Shedding Dead Context | Ryan Spletzer

A crowd of ghostly, pale-faced figures in dark clothing and top hats walk along a pier against a turbulent, swirling sky of deep blues and oranges, their hollow expressions conveying collective dread and unease. Edvard Munch, Anxiety, 1894. Munch Museum, Oslo. Public domain, via Wikimedia Commons

I have an oh-my-posh segment in my Claude Code status line that shows its context window usage as a little gauge—five bars that tick down as the session fills up.

The other day I opened a fresh session, typed one simple prompt, and watched two of the five bars vanish instantly.

40% of my 200K context window—gone—before I’d done any real work.

That was the moment I realized I had a problem.

What’s Eating Your Context Window

If you use Claude Code (or any AI coding tool with a plugin ecosystem), you’ve probably done what I did: installed every promising MCP server, enabled a bunch of skills, added a global CLAUDE.md packed with instructions, and bolted on project-level configs on top of that.

Each one felt like a small addition.
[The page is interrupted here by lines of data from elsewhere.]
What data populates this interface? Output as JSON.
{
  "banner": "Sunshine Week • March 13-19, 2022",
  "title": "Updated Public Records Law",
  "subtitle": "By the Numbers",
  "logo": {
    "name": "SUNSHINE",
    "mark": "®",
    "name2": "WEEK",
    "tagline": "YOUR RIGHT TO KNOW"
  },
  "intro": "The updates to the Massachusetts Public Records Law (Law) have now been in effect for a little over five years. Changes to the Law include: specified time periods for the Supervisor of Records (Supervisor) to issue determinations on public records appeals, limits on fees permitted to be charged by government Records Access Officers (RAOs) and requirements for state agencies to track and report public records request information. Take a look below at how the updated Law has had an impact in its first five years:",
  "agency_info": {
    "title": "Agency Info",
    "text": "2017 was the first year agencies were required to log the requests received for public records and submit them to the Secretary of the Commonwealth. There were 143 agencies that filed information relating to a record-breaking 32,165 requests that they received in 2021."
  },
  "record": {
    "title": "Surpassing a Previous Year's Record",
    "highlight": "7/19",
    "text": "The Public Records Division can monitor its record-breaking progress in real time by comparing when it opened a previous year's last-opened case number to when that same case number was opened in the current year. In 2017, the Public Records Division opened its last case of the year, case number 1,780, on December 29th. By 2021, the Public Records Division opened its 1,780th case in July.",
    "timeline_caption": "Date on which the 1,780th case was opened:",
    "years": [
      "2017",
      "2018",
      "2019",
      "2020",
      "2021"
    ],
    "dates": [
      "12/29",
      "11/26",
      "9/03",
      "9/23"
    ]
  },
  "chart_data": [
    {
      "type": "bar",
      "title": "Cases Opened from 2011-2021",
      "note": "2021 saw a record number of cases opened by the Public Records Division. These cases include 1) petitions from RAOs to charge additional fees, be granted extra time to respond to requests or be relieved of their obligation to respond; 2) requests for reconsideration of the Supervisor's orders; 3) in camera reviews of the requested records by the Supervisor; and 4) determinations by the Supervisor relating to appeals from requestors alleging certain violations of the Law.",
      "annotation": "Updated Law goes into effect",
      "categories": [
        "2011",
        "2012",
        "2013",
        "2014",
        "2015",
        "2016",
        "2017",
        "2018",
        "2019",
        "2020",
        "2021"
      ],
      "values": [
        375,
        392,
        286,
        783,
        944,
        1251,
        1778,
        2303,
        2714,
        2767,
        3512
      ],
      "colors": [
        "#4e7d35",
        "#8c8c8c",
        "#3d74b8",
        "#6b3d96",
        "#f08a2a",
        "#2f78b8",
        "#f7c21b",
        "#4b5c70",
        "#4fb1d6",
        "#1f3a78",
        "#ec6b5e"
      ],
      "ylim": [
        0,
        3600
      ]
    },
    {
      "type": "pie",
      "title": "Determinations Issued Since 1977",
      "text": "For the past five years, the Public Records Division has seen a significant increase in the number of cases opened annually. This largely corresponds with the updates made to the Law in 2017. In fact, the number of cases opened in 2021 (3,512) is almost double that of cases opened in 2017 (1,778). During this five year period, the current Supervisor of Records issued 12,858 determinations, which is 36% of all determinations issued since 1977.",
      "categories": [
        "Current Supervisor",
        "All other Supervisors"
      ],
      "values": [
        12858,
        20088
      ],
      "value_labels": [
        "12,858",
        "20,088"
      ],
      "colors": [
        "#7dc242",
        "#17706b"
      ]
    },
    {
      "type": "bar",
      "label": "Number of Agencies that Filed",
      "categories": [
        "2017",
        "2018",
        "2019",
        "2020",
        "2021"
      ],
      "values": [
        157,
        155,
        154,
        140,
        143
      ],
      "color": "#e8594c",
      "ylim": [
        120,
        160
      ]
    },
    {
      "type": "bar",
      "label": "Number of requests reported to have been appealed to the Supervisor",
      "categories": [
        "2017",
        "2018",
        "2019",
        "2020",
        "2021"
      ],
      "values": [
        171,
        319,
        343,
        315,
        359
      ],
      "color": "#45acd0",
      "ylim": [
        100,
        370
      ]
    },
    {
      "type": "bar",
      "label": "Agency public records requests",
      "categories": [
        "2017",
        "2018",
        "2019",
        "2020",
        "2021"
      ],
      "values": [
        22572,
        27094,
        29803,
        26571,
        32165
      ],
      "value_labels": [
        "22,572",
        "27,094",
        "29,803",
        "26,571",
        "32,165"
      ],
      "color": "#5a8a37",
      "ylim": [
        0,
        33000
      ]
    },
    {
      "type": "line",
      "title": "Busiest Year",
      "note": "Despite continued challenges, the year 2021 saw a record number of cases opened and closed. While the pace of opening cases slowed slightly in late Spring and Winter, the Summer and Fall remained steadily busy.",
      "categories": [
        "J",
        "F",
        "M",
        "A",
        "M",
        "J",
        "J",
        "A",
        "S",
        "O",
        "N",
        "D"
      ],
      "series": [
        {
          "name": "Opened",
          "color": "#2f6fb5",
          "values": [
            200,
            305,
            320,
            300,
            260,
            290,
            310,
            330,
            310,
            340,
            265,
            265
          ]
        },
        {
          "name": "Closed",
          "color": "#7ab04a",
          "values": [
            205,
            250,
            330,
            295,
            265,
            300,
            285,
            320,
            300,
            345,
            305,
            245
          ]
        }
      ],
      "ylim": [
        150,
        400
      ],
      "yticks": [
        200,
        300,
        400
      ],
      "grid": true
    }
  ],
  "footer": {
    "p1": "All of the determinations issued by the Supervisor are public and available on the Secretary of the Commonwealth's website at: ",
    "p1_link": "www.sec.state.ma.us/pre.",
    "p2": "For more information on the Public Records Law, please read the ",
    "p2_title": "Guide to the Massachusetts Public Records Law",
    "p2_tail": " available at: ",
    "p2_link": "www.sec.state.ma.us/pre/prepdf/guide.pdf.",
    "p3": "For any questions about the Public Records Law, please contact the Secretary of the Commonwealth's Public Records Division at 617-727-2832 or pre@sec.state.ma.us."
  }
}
Together, they were a tax I was paying on every single session.

Every plugin, every skill, every line in your CLAUDE.md occupies space in the context window. Even “lazy-loaded” tools that aren’t fully active still carry a footprint—the model needs to keep a manifest of what’s available, their descriptions, their trigger conditions, their tool schemas. None of that is free.

I call this dead context: instructions, tool definitions, and metadata sitting in the context window that aren’t contributing to the task at hand.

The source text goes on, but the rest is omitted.